Comment est né votre intérêt pour la publicité en général et cet engouement pour la collection ?
« Je fais toute sorte de collections depuis que je suis enfant : les timbres, les télécartes, les pin’s, etc. Mais je ne sais plus comment j’ai commencé à m’intéresser à la publicité. Enfant, quand je regardais la télé, j’attendais avec impatience les coupures publicitaires. D’ailleurs, je préférais les pubs aux films. Et même dans la rue, les affiches attiraient mon regard.
Qu’est-ce qui vous séduisait dans la pub ?
« Au départ, c’était l’aspect direct, court, immédiat et efficace car je n’aime pas ce qui est compliqué ou alambiqué. J’apprécie l’idée de faire passer des messages de cette façon, notamment avec de l’humour. Quand la pub est bien faite, c’est bien plus malin qu’il n’y paraît.
De là à en faire son métier ?
« Ce n’est pas une profession dont parlent les enfants. Pourtant, il y avait des héros de fiction qui travaillaient dans la publicité. J’ai été très marqué par le personnage du père dans Ma sorcière bien-aimée. Ça me faisait rêver que son métier soit d’avoir des idées, je ne pensais pas que ça existait. Finalemant, j’ai commencé dans la pub très tôt : à 20 ans, je faisais déjà des stages dans diverses agences.
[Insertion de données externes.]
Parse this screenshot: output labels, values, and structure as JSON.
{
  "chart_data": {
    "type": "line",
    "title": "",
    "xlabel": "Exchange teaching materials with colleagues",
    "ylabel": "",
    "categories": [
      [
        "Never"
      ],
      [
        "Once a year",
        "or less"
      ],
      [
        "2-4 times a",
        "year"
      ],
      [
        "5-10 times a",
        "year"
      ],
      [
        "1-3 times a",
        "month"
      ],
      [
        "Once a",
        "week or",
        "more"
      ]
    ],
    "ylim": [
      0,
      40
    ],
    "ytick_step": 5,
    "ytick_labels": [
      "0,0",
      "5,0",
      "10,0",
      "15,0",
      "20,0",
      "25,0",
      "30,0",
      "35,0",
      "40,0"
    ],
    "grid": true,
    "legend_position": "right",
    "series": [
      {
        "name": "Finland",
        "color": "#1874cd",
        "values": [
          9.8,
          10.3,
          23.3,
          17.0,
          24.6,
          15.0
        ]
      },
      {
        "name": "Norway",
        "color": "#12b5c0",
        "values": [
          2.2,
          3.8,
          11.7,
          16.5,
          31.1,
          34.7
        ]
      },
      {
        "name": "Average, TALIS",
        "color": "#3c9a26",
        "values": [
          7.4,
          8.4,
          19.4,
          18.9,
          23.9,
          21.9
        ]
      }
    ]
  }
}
Outre votre profession « officielle » dans une agence, vous vous êtes fait connaître en tant que « Joe La Pompe » en mettant en évidence les copies, plagiats ou inspirations communes de la publicité. Comment avez-vous commencé à récolter ces exemples ?
« Le métier de la publicité est très ouvert à la critique. Il y a beaucoup d’étapes entre l’idée et la production. Chacun apporte ses idées, elles passent à la moulinette du regard des autres et de l’agence. Puis vient le client et enfin le consommateur. La critique la plus catégorique, mais aussi la plus facile, est le ‘déjà vu’. Il n’y a pas besoin d’argumenter face à cette phrase – ‘j’ai déjà vu cela’ – c’est le couperet. Mais quand je demandais ‘où l’as-tu déjà vu ?’, mes interlocuteurs étaient incapables de répondre. C’est comme ça que j’ai commencé à chercher les sources et à rassembler des exemples. C’est devenu un jeu, un défi, puis une collection personnelle. Pour en garder une trace, j’ai créé le site Internet. Mon idée n’était pas de dénoncer quelque chose à la face du monde mais simplement de faire une collection. Visuellement, mettre en regard deux images qui se ressemblent donne très bien. Le site a eu un
certain succès : des magazines en ont parlé et de plus en plus de gens s’y sont intéressés.
C’est pour cela que vous avez fait le choix d’être anonyme et masqué ?
« Au départ, je ne voulais pas être masqué. Je ne voyais simplement pas l’intérêt de mettre mon nom. Maintenant qu’il y a des milliers d’exemples, on voit bien que je ne vise personne en particulier. Mais au début, il y a eu des polémiques, certains se sentaient visés et n’appréciaient pas du tout la critique. J’ai même reçu des menaces. Je me suis alors protégé avec l’anonymat, le pseudo et la cagoule. C’est aussi une manière de m’effacer derrière le propos. Ce n’est pas moi qui compte, c’est la démarche et le discours.
Cela fait maintenant plus de 10 ans que vous collectionnez ces images. D’où viennent-elles ?
« C’est d’abord ma mémoire que je fais jouer. J’ai plusieurs centaines de livres reprenant des pubs, ainsi que des magazines où je vais rechercher des images. Le travail était fastidieux, un peu comme un Memory où on retourne les cartes. Mais aujourd’hui il y a Internet , qui est une base de données incroyable, et ce que les gens m’envoient. Alors, je sélectionne s’il y a une proximité.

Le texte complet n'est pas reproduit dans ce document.